Die Stadt Königswinter erweitert ab sofort die Erreichbarkeit im Zusammenhang mit der Corona-Pandemie

Neben dem bereits bestehenden Bürgertelefon (Tel. 02244/889-5040) können sich nun die Königswinterer auch per Mail mit ihren Fragen an die Stadtverwaltung wenden: infektionsschutz@koenigswinter.de

Während der Dienstzeiten können so innerhalb weniger Stunden Rückmeldungen zu den Anliegen erfolgen.

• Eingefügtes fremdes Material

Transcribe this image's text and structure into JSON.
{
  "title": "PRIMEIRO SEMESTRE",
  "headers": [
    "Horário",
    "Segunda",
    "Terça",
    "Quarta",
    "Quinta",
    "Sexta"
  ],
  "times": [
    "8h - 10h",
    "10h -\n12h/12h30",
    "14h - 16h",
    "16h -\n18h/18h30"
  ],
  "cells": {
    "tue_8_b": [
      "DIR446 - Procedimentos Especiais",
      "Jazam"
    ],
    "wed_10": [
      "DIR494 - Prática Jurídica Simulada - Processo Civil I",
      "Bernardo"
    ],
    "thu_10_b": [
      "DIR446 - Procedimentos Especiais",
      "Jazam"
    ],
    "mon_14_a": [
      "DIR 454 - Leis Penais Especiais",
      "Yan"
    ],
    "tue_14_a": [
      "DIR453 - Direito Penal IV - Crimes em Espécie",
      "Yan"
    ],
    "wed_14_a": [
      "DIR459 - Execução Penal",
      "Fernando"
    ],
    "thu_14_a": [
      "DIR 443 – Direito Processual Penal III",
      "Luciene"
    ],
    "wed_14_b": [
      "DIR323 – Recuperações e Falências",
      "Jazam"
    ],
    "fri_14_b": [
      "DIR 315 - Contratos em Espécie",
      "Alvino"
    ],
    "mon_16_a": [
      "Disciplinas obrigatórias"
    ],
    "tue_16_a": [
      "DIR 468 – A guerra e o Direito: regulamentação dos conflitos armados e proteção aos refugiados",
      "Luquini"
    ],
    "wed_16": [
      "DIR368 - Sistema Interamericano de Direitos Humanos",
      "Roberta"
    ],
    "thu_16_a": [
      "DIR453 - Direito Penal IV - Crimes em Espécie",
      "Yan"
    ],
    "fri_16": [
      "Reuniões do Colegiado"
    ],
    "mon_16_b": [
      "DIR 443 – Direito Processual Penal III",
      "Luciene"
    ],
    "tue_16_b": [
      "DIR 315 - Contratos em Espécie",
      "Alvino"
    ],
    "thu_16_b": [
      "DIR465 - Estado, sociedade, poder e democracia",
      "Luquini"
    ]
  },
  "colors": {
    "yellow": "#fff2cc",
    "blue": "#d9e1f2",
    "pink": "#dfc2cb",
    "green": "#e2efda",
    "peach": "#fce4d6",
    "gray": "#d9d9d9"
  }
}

Zur Entlastung der derzeit stark eingebundenen Leitstellen von Polizei und Feuerwehr sowie der städtischen Rufbereitschaft des Ordnungsamtes steht ab sofort auch eine eigene Rufnummer bereit:

Für dringende, nicht aufschiebbare Anliegen, wie beispielsweise die Überwachung des strengen Kontaktverbotes des Landes Nordrhein-Westfalens, können ab sofort Mitarbeiter der Ordnungsbehörde unter der Telefonnummer 02244/889-5252 benachrichtigt werden. Die Telefonnummer ist montags bis sonntags in der Zeit von 10 Uhr bis 22 Uhr erreichbar.

Außerhalb dieser Zeiten ist die Polizei unter 110 zu verständigen.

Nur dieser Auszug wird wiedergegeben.